L'oro radioattivo di Chernobyl

(Ucraina 2015-2016)


I “dead men walking” caricano metallo arrugginito tutto il giorno, e non basta una doccia calda la sera per ripulirsi. Il metallo è quello radioattivo di Chernobyl: a oggi sono ancora un milione le tonnellate di materiale abbandonato nella zona di esclusione, proveniente dal reattore Uno ma anche da navi, automezzi, binari. Il riciclo di questo metallo rappresenta un business dal valore di circa un miliardo di dollari, rimasto per decenni in mano ai contrabbandieri e solo dal 2007 (oltre trent'anni dopo il disastro nucleare, avvenuto nel 1986) regolato e legalizzato dallo stato ucraino. I “dead men walking” sono una dozzina in tutto, guidati da Victor e dipendenti di una delle tre ditte ufficiali autorizzate da Kiev.

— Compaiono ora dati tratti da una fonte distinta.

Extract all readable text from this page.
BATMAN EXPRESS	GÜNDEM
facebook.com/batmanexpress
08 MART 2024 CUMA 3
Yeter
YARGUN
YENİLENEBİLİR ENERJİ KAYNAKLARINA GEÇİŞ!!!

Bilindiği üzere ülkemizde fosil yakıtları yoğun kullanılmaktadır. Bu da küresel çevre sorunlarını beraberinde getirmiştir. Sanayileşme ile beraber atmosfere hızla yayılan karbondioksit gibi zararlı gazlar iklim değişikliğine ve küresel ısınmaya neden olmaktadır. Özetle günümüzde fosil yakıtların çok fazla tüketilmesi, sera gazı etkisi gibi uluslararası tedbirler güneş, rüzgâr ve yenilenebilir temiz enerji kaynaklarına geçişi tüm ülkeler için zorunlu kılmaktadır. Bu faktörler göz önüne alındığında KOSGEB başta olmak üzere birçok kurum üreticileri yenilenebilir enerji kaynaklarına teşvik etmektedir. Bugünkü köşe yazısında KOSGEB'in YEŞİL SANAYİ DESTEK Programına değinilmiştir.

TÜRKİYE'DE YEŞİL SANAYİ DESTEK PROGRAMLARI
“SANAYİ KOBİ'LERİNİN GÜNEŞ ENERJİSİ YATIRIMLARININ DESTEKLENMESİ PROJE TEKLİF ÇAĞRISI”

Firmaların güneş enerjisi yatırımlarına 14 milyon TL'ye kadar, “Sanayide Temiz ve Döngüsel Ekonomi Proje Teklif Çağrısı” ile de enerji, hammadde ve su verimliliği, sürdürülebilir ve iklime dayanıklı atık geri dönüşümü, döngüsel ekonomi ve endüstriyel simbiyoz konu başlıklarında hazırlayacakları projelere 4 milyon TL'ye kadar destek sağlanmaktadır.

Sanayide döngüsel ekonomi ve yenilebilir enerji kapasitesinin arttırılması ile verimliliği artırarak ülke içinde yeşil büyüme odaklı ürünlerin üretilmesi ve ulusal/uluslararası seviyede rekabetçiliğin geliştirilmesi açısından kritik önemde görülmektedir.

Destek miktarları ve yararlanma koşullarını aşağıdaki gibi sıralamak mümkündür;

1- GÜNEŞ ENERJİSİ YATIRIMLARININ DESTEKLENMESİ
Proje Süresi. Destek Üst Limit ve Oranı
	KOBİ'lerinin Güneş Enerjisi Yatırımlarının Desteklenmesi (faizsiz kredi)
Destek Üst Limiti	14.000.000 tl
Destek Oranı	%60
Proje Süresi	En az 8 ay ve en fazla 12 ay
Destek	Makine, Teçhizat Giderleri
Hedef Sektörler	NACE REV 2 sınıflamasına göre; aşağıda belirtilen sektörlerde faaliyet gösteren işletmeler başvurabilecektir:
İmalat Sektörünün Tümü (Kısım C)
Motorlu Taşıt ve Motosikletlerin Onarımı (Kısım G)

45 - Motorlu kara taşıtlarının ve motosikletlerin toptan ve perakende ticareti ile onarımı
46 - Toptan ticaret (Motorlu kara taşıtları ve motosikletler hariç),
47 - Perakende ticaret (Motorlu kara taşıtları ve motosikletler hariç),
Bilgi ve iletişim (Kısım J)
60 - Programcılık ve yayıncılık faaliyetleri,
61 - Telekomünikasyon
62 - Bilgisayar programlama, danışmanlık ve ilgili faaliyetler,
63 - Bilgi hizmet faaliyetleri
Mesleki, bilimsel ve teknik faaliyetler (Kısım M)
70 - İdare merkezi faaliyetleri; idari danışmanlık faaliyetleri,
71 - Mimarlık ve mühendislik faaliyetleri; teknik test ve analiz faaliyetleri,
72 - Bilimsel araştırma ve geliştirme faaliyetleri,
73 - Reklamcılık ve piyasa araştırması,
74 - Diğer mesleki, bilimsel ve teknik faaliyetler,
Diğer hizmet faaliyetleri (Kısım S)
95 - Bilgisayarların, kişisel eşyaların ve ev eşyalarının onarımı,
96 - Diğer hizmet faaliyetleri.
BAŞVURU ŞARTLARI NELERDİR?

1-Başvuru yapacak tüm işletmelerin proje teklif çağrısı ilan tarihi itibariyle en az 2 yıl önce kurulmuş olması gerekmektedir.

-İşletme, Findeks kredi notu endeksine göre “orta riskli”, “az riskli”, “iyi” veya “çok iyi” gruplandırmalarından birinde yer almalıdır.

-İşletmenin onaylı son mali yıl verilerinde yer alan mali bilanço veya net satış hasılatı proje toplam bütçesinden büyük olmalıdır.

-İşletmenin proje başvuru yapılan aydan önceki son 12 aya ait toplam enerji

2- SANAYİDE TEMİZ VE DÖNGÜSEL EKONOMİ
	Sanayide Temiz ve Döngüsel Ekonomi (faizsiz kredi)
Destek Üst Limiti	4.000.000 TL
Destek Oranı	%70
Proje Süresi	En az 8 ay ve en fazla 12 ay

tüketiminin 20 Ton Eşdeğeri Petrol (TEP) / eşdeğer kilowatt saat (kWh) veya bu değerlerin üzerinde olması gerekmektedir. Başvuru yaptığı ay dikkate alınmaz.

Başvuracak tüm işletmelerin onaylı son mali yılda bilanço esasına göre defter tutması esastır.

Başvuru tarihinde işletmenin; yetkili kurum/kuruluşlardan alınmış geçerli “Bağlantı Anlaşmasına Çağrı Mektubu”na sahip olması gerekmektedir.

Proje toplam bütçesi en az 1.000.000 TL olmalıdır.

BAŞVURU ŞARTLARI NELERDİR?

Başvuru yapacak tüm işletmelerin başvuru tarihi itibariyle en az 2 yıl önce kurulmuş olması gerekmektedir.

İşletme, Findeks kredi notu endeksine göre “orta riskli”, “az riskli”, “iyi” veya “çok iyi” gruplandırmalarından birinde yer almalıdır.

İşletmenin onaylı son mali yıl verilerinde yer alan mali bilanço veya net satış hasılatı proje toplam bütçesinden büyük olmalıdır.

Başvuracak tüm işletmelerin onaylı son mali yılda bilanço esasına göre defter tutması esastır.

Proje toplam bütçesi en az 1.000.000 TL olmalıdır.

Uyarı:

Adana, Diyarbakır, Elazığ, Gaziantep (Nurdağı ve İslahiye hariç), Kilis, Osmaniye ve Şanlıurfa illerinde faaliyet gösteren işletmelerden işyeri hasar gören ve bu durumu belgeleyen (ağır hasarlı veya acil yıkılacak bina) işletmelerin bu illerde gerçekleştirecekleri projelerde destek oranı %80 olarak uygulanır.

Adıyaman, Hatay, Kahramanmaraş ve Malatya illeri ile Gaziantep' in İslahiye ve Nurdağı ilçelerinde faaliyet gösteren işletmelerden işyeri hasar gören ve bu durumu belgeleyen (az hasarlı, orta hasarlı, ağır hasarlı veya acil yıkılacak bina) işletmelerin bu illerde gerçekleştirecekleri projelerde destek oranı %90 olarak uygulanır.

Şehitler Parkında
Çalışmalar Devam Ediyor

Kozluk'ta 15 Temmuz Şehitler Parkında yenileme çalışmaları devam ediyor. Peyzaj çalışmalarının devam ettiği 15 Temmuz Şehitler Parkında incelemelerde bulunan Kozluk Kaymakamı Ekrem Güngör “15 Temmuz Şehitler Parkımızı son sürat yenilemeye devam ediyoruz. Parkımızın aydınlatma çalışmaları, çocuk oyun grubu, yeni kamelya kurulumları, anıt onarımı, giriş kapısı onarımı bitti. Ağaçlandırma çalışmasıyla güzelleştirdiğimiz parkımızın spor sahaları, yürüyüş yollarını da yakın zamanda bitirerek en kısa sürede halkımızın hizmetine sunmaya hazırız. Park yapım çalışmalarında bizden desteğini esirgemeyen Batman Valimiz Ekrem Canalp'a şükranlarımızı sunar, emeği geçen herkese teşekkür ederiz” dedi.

Lavorano con scarse protezioni (anche se sono obbligatorie) e camminano per ore in mezzo a nubi tossiche, generate dal processo di sabbiatura per la decontaminazione dei metalli che vengono poi rivenduti all'estero a circa 10 centesimi di euro al chilo (un trenta per cento in meno rispetto al prezzo di mercato). L'attività è pericolosissima, quasi una lenta condanna a morte che obbliga gli operai a respirare in continuazione particelle radioattive come il Cesio, lo Stronzio, il Plutonio. Ma questo non basta a dissuaderli dal continuare. Forti del vitto e alloggio gratuiti, di uno stipendio più alto della media (si arriva a 8000 grivnie al mese, circa 280 euro) e di una certezza purtroppo falsa, sintetizzata da Sasha: “E poi c’è la vodka che, pulisce tutto...”.